Lawmakers on Thursday peddled their ideas to the House Judiciary Committee on how to reform the criminal justice system, which spanned from preventing police departments from investigating their own officers to limiting the amount of property that cops are able to seize and sell for a profit.
More than a dozen Congress members showed up to a midmorning committee congressional listening session to pitch their reform proposals in the wake of the committee’s announcement that it planned to overhaul the nation’s system.
The House Judiciary Committee, which has primary jurisdiction over the U.S. Criminal Code, will be taking incremental steps toward revamping that system throughout the next several months, and Thursday’s listening session was a first step in that process.
Rep. Tim Walberg, Michigan Republican, said that he wanted to see legislation passed that would keep police departments from making lucrative profits off of civil asset forfeiture, the practice of seizing personal property like cash and cars from criminal suspects. Cops then keep that property — which they often won’t have to return even if the person is never convicted of a crime — for the department’s use, Mr. Walberg said.
Police policing police also needs to end, said Rep. Henry C. “Hank” Johnson, Georgia Democrat, calling for an end to the practice of law enforcement agencies investigating their own people. Those investigations need to be more transparent so that law enforcement officers who have committed illegal actions and tried to hide them pay for those crimes, he said.
“Most of us feel that our police officers, our sworn law enforcement officers, are always in the right,” he said. “But the fact is, you know, even though 95 [percent] to 98 percent — I would speculate — of our police officers are professional and trying to do the right thing and do a good job, there’s an element there among them that makes them all look bad.”
Other lawmakers brought with them tales of constituents who had experienced personal hardships due to laws often used against lower-income families who have no means of paying the fees and fines associated with the judicial system.
Rep. Grace Meng, New York Democrat, recounted how Kalief Browder, 22, spent three years in Rikers Island, New York City’s main jail complex, being assaulted by fellow inmates and prison guards. Mr. Browder was arrested in 2010 for allegedly stealing a backpack.

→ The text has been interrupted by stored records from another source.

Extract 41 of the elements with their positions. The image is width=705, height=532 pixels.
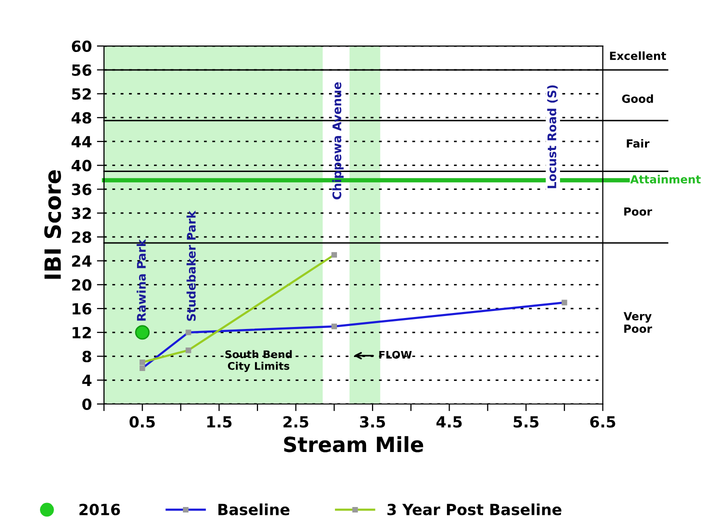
y-tick-label: 48 — [72, 112, 92, 124]
x-tick-label: 0.5 — [130, 416, 155, 428]
x-axis-title: Stream Mile — [284, 436, 424, 452]
y-tick-label: 32 — [72, 208, 91, 220]
annotation: Studebaker Park — [186, 210, 196, 321]
legend-label: 3 Year Post Baseline — [387, 503, 562, 516]
annotation: Chippewa Avenue — [332, 82, 344, 200]
text: Very Poor — [624, 312, 652, 333]
y-tick-label: 28 — [72, 231, 92, 243]
x-tick-label: 2.5 — [284, 416, 308, 428]
y-tick-label: 16 — [72, 303, 92, 315]
y-tick-label: 44 — [72, 136, 92, 148]
annotation: Rawina Park — [136, 238, 146, 321]
legend-label: 2016 — [79, 504, 120, 516]
x-tick-label: 1.5 — [207, 416, 232, 428]
ref-line-label: Attainment — [630, 174, 701, 184]
legend-label: Baseline — [218, 503, 290, 516]
x-tick-label: 3.5 — [360, 416, 386, 428]
text: Poor — [624, 207, 652, 216]
y-tick-label: 60 — [72, 40, 92, 52]
y-tick-label: 36 — [72, 184, 92, 196]
y-tick-label: 12 — [72, 326, 91, 338]
y-tick-label: 8 — [82, 350, 92, 362]
y-tick-label: 20 — [72, 279, 92, 291]
point — [135, 325, 150, 340]
x-tick-label: 6.5 — [590, 416, 616, 428]
annotation: Locust Road (S) — [547, 85, 558, 188]
x-tick-label: 5.5 — [514, 416, 539, 428]
annotation: South Bend City Limits — [225, 350, 292, 372]
y-tick-label: 0 — [82, 398, 92, 410]
annotation: FLOW — [379, 350, 412, 359]
y-tick-label: 52 — [72, 88, 91, 100]
y-axis-title: IBI Score — [44, 170, 62, 279]
y-tick-label: 40 — [72, 160, 92, 172]
y-tick-label: 24 — [72, 255, 92, 267]
text: Good — [622, 94, 653, 103]
text: Excellent — [610, 51, 666, 60]
x-tick-label: 4.5 — [436, 416, 462, 428]
y-tick-label: 4 — [82, 374, 92, 386]
y-tick-label: 56 — [72, 64, 92, 76]
text: Fair — [626, 139, 650, 148]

He endured dangerous circumstances and spent months in solitary confinement because he did not have the financial means necessary to post bail and declined to enter a plea agreement, Ms. Meng said. He eventually committed suicide after the charges against him were dropped, she said.
“This is unacceptable,” she said. “Monetary bail has a disproportionate impact on lower-income individuals and their families.”
The inability to pay bail “significantly factors into an individual’s willingness to enter into plea bargaining,” she said. That is why she says the committee should consider updating federal guidelines on pretrial detention.
Law enforcement experts and organization leaders bristled at the idea of lawmakers crafting legislative plans that would alter the way the nation’s police departments function without first consulting with the individuals that their legislation would affect.
The “pie in the sky” feel-good ideas that legislators favor and academics tend to propose often do not translate well into real-world actions, said National Association of Police Organizations Executive Director Bill Johnson. Additionally, Congress needs to exercise great caution before making any decisions that might restrict the ability of police to defend themselves.
“I think it’s important to have rank-and-file’s input from the very start,” he said. “And I think that the recommendations that they may come up with or the changes that they may want to make won’t get any traction in the real world unless the police perspective is taken into account.”
Lawmakers need to engage police, and U.S. Attorney General Loretta Lynch, who has made police reform her priority, at the beginning of their criminal justice reform conversation rather than after they have moved forward with poorly planned legislation, said Jon Adler, president of the Federal Law Enforcement Officers Association.
“Embrace this law enforcement stakeholder up front rather than at the end,” he said.
Without that input, the dialogue between the nation’s elected officials could easily devolve into a “cop-bashing session,” he said.
Some lawmakers seemed to express similar concerns during the listening session about focusing less on the small issues and rather on committing to actions that are “really big.”
Meaningful reform needs to be made while the momentum is there to make it, said Rep. Cedric L. Richmond, Louisiana Democrat.
“I think that if you look at the synergy that has come together from the ACLU to the NAACP to The Heritage Foundation to the Koch brothers — I think we have spanned the gambit on both fringes, and we could really, really do something big and also make the country safer,” he said.